このことから、急性期病院から回復期リハ病棟を有する病院への転院困難例が20%以上存在することが推測された。そして、急性期病院から転院できなかった理由と回復期リハ病棟を有する病院へ転院できなかった理由の上位の2つは共通した事項であり、リスク管理などの医学的管理の問題と発症から2カ月超えの制度上の問題であった。

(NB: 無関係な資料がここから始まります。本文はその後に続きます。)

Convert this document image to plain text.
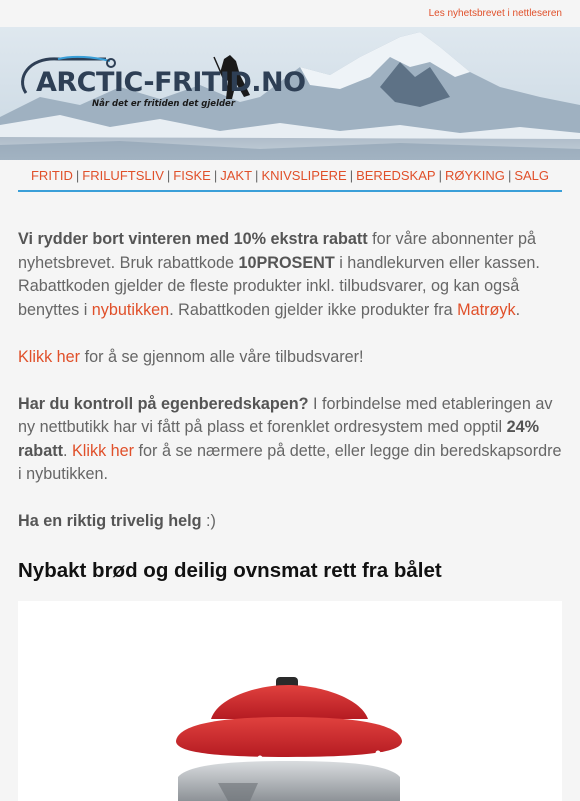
Les nyhetsbrevet i nettleseren
ARCTIC-FRITID.NO
Når det er fritiden det gjelder
FRITID | FRILUFTSLIV | FISKE | JAKT | KNIVSLIPERE | BEREDSKAP | RØYKING | SALG

Vi rydder bort vinteren med 10% ekstra rabatt for våre abonnenter på nyhetsbrevet. Bruk rabattkode 10PROSENT i handlekurven eller kassen. Rabattkoden gjelder de fleste produkter inkl. tilbudsvarer, og kan også benyttes i nybutikken. Rabattkoden gjelder ikke produkter fra Matrøyk.

Klikk her for å se gjennom alle våre tilbudsvarer!

Har du kontroll på egenberedskapen? I forbindelse med etableringen av ny nettbutikk har vi fått på plass et forenklet ordresystem med opptil 24% rabatt. Klikk her for å se nærmere på dette, eller legge din beredskapsordre i nybutikken.

Ha en riktig trivelig helg :)

Nybakt brød og deilig ovnsmat rett fra bålet
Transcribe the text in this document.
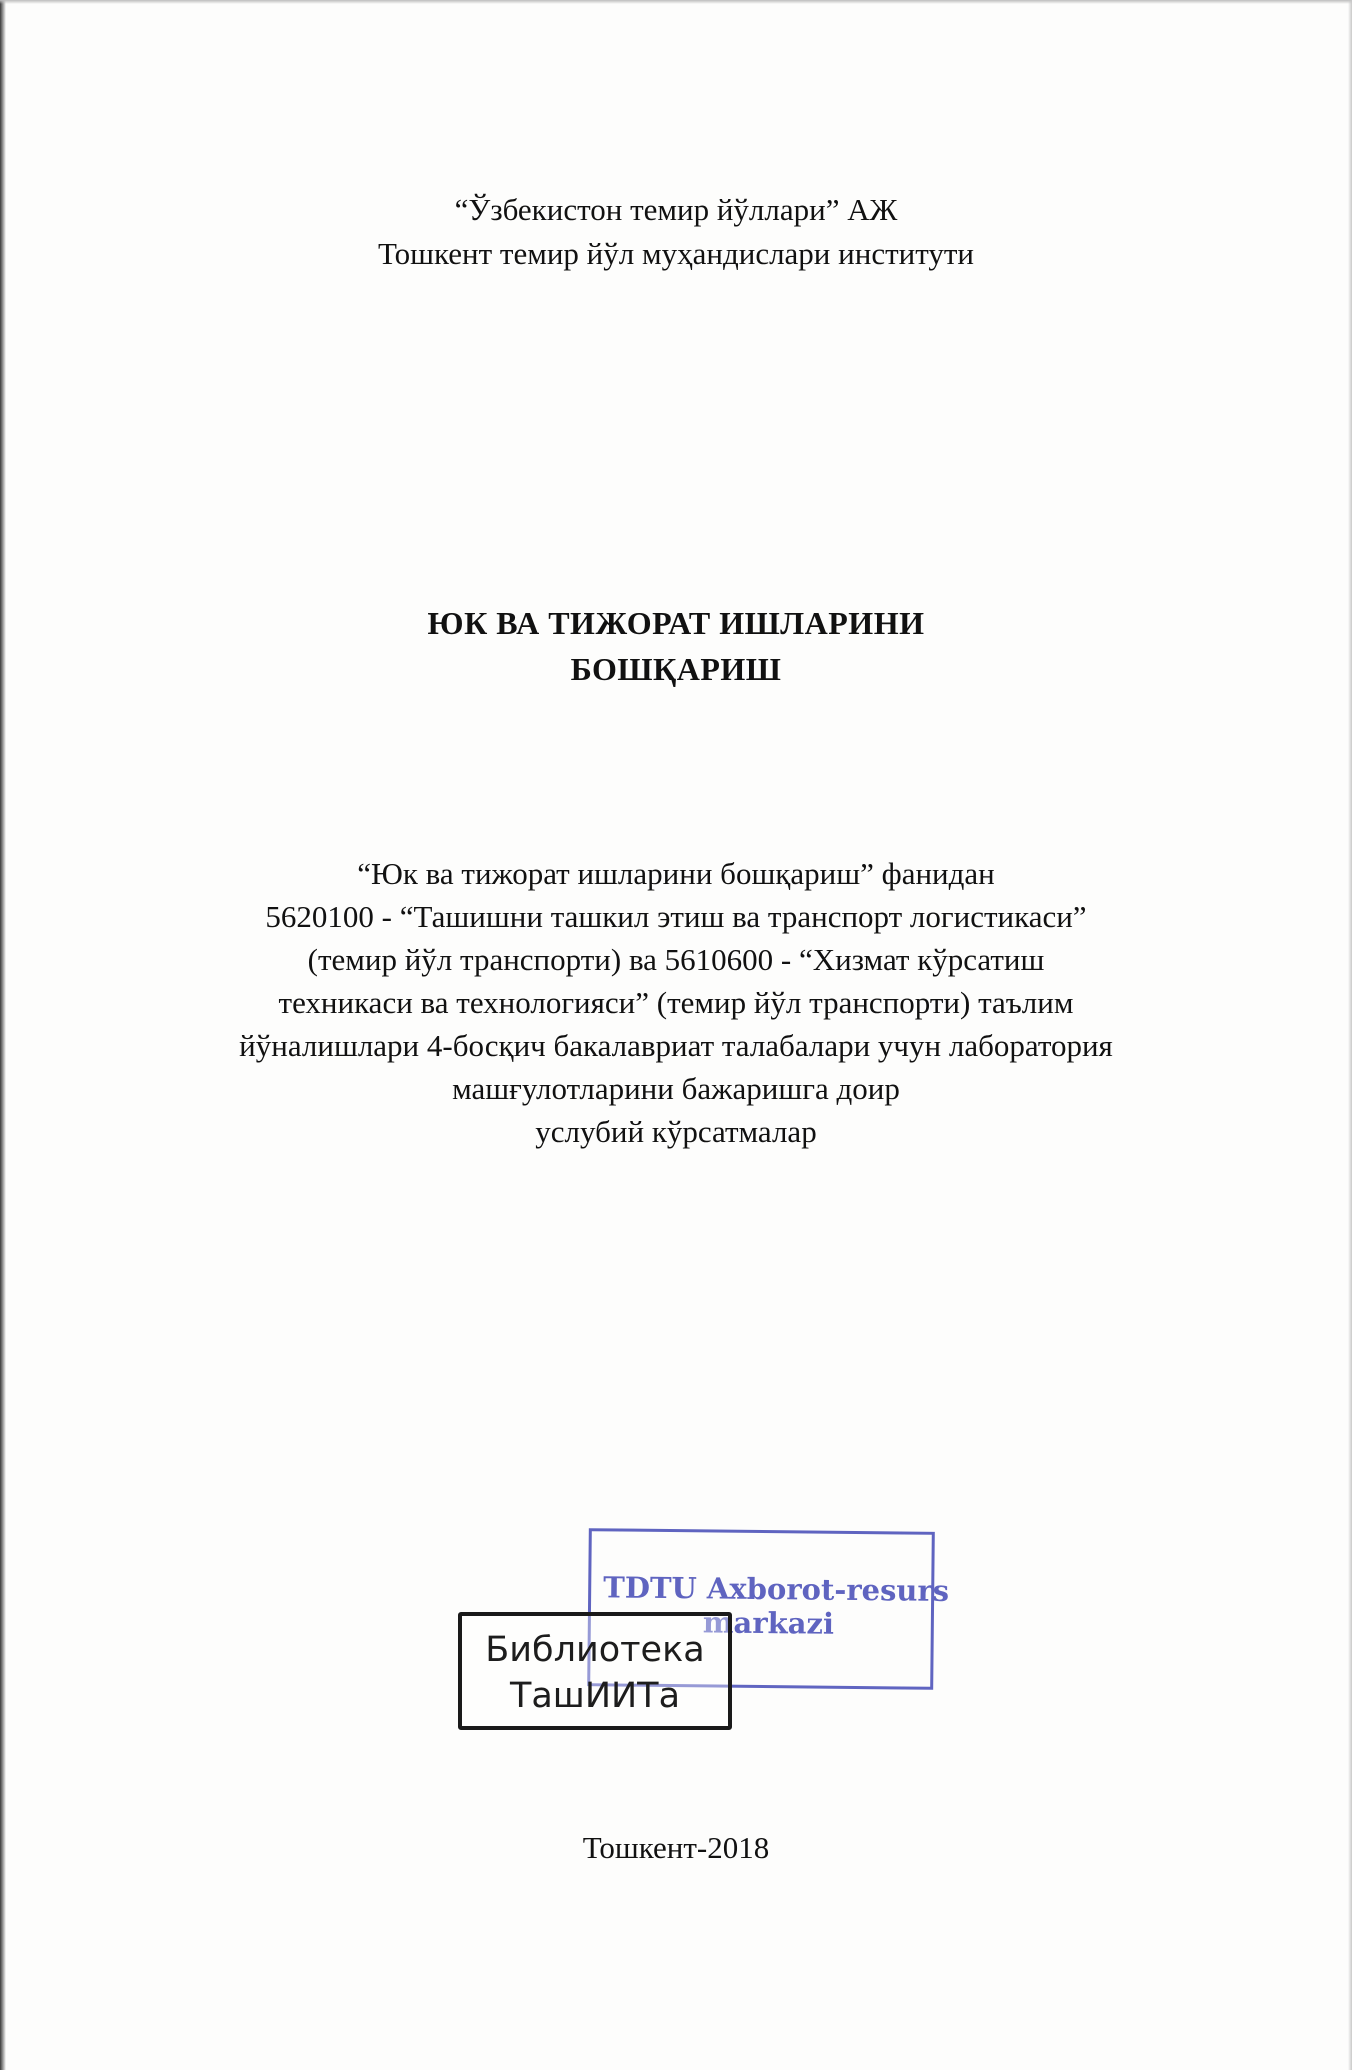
“Ўзбекистон темир йўллари” АЖ
Тошкент темир йўл муҳандислари институти
ЮК ВА ТИЖОРАТ ИШЛАРИНИ
БОШҚАРИШ
“Юк ва тижорат ишларини бошқариш” фанидан
5620100 - “Ташишни ташкил этиш ва транспорт логистикаси”
(темир йўл транспорти) ва 5610600 - “Хизмат кўрсатиш
техникаси ва технологияси” (темир йўл транспорти) таълим
йўналишлари 4-босқич бакалавриат талабалари учун лаборатория
машғулотларини бажаришга доир
услубий кўрсатмалар
TDTU Axborot-resurs
markazi
Библиотека
ТашИИТа
Тошкент-2018
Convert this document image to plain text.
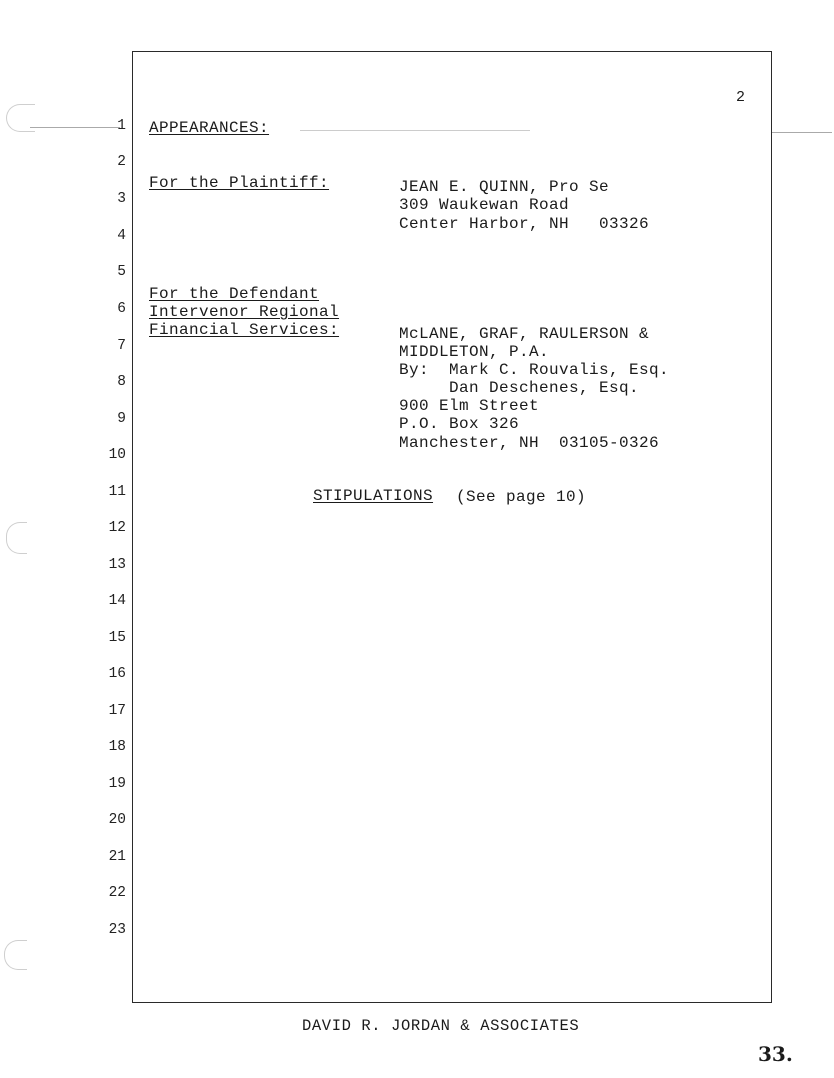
2
1
2
3
4
5
6
7
8
9
10
11
12
13
14
15
16
17
18
19
20
21
22
23
APPEARANCES:
For the Plaintiff:	JEAN E. QUINN, Pro Se
309 Waukewan Road
Center Harbor, NH   03326
For the Defendant
Intervenor Regional
Financial Services:	McLANE, GRAF, RAULERSON &
MIDDLETON, P.A.
By:  Mark C. Rouvalis, Esq.
Dan Deschenes, Esq.
900 Elm Street
P.O. Box 326
Manchester, NH  03105-0326
STIPULATIONS (See page 10)
DAVID R. JORDAN & ASSOCIATES
33.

 本報告はリハ科専門医でかつ指導医がいる施設に対するアンケート調査である。したがって、リハ適応の基準についてはかなり厳格なものとなっているはずである。リハ科医師は需要に比し少ない。急性期病院においても回復期病院においても、リハ適応に対する適切な判断がされないために回復期リハ病棟に転院できない症例は、本報告が示した20%以上という数値よりかなり多いのではないかと危惧する。


 なお、本報告が載った「リハビリテーション医学1月号」に、回復期リハビリテーション病棟における気管切開患者の転帰という興味深い論文が掲載されている。初台リハビリテーション病院では気管切開患者の受け入れ制限はしておらず、全患者の2.5%に気管切開を有している患者がいたとのことである。


 気管切開、吸引、酸素投与などの呼吸器管理、経管栄養、中心静脈などの栄養管理、インスリン等の高価薬使用、認知症のBPSD対応など、回復期リハ病院側における医学的管理能力向上が求められる。なお、日常生活機能評価(看護必要度)を用いなくても、これら医学的管理の必要性がある患者の実数を調査するだけで、重症患者の受け入れ状況は十分調査可能である。